We are not persuaded by River Oaks’ arguments as to S.J.H.’s legal right to leave the facility whenever she chose and that the staff’s compliance with an ostensibly approved elopement policy is evidence that neglect was not substantiated.

It is precisely the impairment of S.J.H.’s ability to choose conduct that will reasonably ensure her own safety that is at issue.  A literal application of River Oaks’ contention as to S.J.H.’s freedom of movement negates the caregiver’s duty to provide reasonable supervision.  When a vulnerable adult, whose capacity for rational choice is impaired, announces an intention to make a choice that will subject her to a potentially harmful situation, the duty a caregiver is required to satisfy to keep the vulnerable adult safe overrides the notion that the adult’s legal right of choice is unfettered.  Thus, River Oaks had a duty to act when S.J.H. announced her intention to elope.
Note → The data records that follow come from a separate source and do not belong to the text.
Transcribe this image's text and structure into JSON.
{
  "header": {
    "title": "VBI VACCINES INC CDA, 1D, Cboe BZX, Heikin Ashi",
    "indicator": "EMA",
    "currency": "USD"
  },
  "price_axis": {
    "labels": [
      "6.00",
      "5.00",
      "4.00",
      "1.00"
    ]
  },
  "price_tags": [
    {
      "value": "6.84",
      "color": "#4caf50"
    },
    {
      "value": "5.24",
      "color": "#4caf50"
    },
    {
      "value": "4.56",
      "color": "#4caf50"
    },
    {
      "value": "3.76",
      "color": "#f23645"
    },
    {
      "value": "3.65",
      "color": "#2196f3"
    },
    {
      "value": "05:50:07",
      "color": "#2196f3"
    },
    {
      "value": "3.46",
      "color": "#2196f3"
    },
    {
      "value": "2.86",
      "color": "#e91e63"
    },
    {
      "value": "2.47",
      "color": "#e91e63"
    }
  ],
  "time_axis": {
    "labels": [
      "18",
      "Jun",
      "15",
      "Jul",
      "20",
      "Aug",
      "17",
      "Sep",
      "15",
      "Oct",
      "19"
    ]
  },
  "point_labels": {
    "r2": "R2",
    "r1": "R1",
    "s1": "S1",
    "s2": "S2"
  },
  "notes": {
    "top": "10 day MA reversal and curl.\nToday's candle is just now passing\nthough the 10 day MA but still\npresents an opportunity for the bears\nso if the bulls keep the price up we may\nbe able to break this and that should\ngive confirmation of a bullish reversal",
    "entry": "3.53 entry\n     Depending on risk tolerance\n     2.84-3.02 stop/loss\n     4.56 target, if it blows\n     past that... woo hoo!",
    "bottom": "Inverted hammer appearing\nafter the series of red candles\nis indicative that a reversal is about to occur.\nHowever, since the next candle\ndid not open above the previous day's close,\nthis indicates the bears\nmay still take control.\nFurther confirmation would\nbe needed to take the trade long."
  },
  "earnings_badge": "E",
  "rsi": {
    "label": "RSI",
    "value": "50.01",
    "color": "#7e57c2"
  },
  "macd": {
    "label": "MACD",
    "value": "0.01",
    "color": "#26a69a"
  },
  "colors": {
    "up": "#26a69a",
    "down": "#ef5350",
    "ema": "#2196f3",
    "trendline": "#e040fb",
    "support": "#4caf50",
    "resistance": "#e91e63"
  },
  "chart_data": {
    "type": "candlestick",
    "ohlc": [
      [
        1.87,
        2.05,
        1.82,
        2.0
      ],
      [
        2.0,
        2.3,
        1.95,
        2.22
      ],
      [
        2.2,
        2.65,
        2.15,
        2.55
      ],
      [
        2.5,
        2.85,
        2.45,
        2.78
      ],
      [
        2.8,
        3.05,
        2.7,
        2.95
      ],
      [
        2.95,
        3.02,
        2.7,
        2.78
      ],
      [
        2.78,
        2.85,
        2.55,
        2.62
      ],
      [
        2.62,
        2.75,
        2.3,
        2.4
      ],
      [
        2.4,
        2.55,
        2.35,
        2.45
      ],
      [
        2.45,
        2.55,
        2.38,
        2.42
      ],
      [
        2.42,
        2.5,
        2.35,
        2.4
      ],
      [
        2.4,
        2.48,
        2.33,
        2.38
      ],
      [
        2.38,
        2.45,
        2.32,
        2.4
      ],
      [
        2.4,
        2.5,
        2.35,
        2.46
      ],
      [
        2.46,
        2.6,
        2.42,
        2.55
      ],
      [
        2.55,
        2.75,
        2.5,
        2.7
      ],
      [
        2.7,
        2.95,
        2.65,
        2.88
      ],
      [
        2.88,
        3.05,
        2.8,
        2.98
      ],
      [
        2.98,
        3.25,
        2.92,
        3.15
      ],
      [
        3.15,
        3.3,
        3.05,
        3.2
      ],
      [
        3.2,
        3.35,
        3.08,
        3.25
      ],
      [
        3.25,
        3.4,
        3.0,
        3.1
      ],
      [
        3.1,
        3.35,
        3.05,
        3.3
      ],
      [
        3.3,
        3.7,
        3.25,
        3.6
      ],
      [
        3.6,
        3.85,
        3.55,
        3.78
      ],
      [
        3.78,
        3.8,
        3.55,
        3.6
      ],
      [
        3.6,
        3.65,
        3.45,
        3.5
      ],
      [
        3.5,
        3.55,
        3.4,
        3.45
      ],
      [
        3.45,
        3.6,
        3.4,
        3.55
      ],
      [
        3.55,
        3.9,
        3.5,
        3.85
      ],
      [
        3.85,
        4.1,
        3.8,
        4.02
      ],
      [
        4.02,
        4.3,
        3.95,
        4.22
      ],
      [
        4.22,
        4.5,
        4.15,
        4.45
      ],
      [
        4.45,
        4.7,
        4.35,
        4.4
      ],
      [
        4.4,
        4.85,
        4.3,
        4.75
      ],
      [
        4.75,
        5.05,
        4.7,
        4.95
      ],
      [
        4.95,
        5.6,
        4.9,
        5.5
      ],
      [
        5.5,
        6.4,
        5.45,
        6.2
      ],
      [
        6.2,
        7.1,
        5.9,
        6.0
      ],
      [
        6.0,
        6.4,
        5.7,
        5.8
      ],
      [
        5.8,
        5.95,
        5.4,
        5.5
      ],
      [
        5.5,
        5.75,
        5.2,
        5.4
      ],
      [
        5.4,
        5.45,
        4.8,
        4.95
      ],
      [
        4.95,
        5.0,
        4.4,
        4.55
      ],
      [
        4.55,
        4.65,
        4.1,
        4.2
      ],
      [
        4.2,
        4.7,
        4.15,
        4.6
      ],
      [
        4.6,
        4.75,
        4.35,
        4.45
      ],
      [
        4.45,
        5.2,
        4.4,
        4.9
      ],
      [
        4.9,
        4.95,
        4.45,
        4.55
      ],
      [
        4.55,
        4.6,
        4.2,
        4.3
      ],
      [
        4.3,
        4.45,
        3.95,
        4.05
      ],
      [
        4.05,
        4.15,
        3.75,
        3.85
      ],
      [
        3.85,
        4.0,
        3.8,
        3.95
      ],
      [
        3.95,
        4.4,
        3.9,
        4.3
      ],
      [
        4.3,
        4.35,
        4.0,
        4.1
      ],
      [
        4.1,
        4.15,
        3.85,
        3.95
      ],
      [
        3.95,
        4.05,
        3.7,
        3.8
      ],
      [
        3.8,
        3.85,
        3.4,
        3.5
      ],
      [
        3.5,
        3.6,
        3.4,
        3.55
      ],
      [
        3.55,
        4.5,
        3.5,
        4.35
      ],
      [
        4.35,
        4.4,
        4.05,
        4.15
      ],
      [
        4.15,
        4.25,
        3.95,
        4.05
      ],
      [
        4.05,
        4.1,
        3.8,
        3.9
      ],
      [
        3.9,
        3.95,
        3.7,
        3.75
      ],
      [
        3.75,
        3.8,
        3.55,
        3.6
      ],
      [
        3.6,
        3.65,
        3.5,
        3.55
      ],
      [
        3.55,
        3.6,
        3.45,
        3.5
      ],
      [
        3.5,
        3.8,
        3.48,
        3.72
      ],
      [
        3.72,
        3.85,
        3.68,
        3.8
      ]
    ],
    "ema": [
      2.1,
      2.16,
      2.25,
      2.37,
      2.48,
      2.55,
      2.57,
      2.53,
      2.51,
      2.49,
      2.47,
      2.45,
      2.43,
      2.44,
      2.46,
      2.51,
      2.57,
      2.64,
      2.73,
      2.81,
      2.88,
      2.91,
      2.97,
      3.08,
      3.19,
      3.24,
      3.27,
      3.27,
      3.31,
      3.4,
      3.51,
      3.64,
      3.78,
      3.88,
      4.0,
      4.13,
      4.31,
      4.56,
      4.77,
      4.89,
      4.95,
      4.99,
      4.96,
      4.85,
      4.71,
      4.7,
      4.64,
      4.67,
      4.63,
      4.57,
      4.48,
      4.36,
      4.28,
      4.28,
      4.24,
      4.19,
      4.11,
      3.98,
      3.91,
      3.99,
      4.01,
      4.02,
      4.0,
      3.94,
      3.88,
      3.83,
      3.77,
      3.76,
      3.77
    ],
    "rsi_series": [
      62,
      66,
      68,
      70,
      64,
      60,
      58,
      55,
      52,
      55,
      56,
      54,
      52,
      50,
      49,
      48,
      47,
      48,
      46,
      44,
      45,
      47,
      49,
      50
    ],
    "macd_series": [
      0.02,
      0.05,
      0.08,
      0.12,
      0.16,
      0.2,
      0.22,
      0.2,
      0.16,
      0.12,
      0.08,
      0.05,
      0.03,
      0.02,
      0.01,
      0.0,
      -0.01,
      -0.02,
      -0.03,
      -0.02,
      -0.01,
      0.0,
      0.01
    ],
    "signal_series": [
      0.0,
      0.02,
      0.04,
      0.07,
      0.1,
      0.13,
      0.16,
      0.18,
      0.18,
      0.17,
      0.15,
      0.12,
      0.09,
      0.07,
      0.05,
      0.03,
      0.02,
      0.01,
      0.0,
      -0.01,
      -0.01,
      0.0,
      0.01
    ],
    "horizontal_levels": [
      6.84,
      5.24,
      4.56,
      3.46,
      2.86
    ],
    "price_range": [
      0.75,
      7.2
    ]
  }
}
Was it sufficient for River Oaks to take after-the-fact action, albeit immediate, as its own policy provided?  The evidence on which the DOH relied compels a negative answer.  Solely relying on an after-the-fact approach, the facility shifted the responsibility for S.J.H.’s ultimate safety to the police.  But between S.J.H.’s elopement to places unknown and her apprehension by the police, her safety was in jeopardy.  Thus, the evidence supports a finding that River Oaks, in the discharge of its duty as a caregiver to a vulnerable adult resident, was required to at least attempt proper and legally permissible preventive steps.  The evidence shows that redirection is a known nursing-home practice, and there is no evidence that the River Oaks professional staff was incapable of attempting to redirect S.J.H.  Although the success of redirection efforts is not predictable, the omission of these or other permissible preventive measures is predictable: the vulnerable adult will leave the facility and will, if not immediately apprehended, likely jeopardize her own safety.

We hold that there is substantial evidence in the record that River Oaks failed to take reasonable action to maintain S.J.H.’s safety and thereby neglected her.